The celebration ended with Dickinson leading the group in the pledge of allegiance. She was also presented with Park Creek’s American flag — the flag that has flown over the school since the day it was built.
“It meant a lot to me that all of the kids that I’ve taught were there. It wasn’t just my class that I have right now,” Dickinson said. “This is my eighth year teaching, so all of my kids were there. And now, they see me in the hallway and they know about that event.”
Dickinson came to the United States from Colombia when she was 17 years old. She began studying at Southern Adventist University on a student visa and later attained residency status in the states. After five years as a resident, she was allowed to apply for citizenship — a process that required a lot of paperwork, an interview and a test.

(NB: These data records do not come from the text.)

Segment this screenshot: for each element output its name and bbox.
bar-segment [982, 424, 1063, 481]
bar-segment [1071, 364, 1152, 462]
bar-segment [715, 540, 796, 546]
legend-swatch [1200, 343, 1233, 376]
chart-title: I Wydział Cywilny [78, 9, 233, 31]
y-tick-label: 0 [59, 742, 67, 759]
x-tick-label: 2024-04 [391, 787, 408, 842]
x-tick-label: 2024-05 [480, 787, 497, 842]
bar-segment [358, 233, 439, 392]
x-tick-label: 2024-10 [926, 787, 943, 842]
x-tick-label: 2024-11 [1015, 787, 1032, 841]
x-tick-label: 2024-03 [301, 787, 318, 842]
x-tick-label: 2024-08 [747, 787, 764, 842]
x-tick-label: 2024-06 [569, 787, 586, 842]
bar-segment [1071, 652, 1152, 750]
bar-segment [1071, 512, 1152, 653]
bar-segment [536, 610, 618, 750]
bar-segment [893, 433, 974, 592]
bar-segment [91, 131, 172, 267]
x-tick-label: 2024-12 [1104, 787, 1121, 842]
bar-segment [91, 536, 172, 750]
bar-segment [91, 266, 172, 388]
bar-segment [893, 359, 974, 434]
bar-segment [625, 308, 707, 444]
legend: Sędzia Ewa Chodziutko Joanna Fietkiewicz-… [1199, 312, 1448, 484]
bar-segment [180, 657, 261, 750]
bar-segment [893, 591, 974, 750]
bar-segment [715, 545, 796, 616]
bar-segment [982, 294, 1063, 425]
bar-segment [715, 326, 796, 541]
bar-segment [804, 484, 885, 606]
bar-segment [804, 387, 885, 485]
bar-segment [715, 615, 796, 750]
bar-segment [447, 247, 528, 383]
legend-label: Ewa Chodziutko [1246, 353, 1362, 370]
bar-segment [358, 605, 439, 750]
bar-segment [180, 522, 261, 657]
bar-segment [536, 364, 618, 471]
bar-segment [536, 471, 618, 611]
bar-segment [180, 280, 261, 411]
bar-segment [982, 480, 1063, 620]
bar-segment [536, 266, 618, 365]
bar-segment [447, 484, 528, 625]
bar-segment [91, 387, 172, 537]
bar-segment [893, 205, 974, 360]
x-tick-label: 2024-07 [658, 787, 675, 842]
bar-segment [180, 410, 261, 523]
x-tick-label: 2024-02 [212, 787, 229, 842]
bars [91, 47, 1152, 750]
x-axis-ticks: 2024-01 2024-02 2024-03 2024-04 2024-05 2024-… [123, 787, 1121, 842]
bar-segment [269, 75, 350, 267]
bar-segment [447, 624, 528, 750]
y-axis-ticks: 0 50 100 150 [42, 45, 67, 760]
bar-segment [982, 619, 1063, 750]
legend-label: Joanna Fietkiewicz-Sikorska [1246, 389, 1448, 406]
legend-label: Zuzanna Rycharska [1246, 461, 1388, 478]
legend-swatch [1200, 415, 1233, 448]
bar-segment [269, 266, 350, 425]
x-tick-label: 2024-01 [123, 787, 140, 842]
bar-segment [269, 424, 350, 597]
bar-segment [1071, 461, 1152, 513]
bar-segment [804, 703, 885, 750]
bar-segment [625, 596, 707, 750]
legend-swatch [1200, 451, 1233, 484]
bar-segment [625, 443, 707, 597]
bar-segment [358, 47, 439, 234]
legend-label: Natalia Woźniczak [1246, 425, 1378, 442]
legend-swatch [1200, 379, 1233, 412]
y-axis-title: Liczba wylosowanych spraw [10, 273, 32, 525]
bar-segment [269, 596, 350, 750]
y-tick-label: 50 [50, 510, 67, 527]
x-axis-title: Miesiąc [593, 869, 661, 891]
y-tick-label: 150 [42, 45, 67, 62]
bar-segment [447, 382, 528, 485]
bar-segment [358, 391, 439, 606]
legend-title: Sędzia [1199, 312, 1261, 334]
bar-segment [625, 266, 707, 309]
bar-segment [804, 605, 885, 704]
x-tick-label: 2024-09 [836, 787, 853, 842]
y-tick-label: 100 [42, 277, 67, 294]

Jones said he is excited to have Dickinson as a resource for parents and students at his school who may want to pursue the citizenship process.
And Dickinson said students and teachers already ask her about her experience. She cherishes the opportunity to share her story and encourage others to learn more about their country and the possibly of pursuing citizenship themselves.
“I like to talk to the parents, kids and teachers about it,” Dickinson said. “I feel that now that I’ve gone through the process, I can tell them about it and encourage them.”